Apple's interim CEO Steve Jobs surprised the crowd at MacWorld Expo by showing up in person, not via satellite as was originally planned. And he brought news that seemed to hearten the crowd of Macintosh faithful.

The undisputed star of the show was Apple's iMac, the eye-catching translucent desktop model set for release on Aug. 15. Jobs said the machines will ship with 56 Kbps modems, not the 33.6 Kbps modems that had been originally planned.

It was at this same conference in Boston a year ago that Jobs first announced what some Mac users likened to a pact with the devil, a software development alliance with Microsoft. That feeling evident today, but to a lesser degree as Jobs was hissed as he mentioned Apple's plans to bundle Internet Explorer and Outlook Express with the iMac.

"I use IE and I like it," Jobs said. "You can make your own choice, and choice is good don't you think?" he said as the crowd applauded. Indeed, two other presenters, Apple vice president for worldwide marketing Phil Schiller and Richard Wolpert, president of Disney Online, mentioned IE as their "browser of choice" during their segments of the keynote address.

Microsoft, seemingly determined to win more friends among the Mac community, did not come to the show empty handed. Ben Waldman, Microsoft general manager for Macintosh products, announced a Mac-specific upgrade to its browser, Internet Explorer 4.01 that will be bundled with the iMac.

New features include Web archiving, the ability to save the content of a Web site for offline browsing. A new tabs feature will allow users to keep the results of their Web searches on sites like Yahoo, Excite, Lycos and Infoseek, in their browsing window simultaneously with the content of the pages they select from the results.

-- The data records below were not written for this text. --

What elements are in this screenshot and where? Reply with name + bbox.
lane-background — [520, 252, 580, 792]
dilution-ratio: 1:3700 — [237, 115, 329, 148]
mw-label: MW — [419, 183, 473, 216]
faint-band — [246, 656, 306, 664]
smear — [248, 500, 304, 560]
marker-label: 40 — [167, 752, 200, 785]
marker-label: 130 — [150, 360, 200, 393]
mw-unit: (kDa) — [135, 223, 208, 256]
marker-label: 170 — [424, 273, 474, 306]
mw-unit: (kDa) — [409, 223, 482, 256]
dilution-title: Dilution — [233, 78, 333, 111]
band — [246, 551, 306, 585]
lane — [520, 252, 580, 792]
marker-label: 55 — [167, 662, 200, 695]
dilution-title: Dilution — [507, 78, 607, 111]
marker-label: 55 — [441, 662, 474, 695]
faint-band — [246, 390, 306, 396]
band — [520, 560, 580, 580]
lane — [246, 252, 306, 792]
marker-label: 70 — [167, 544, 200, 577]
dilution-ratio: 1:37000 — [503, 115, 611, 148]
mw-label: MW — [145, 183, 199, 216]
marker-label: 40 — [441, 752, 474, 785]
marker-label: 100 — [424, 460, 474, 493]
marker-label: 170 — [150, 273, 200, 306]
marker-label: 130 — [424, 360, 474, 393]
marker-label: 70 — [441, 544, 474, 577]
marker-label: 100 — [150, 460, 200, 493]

Schiller introduced a new Internet search feature, code-named Sherlock that will be included with the release of Mac OS 8.5 set for later this year. Enhancing the current "find file" menu item, the new feature will search on the Internet via several search engines, including Alta Vista, Excite, HotBot and Lycos as well as Apple's Tech Info Library.

At the show, Disney's Wolpert announced that its Blast Online will be available to Mac users for free during a preview. Previously, Mac users could not access the service that is geared for children. Once the test ends, at a date to be announced, the subscription service will be offered at the rate of $6 a month or $40 a year.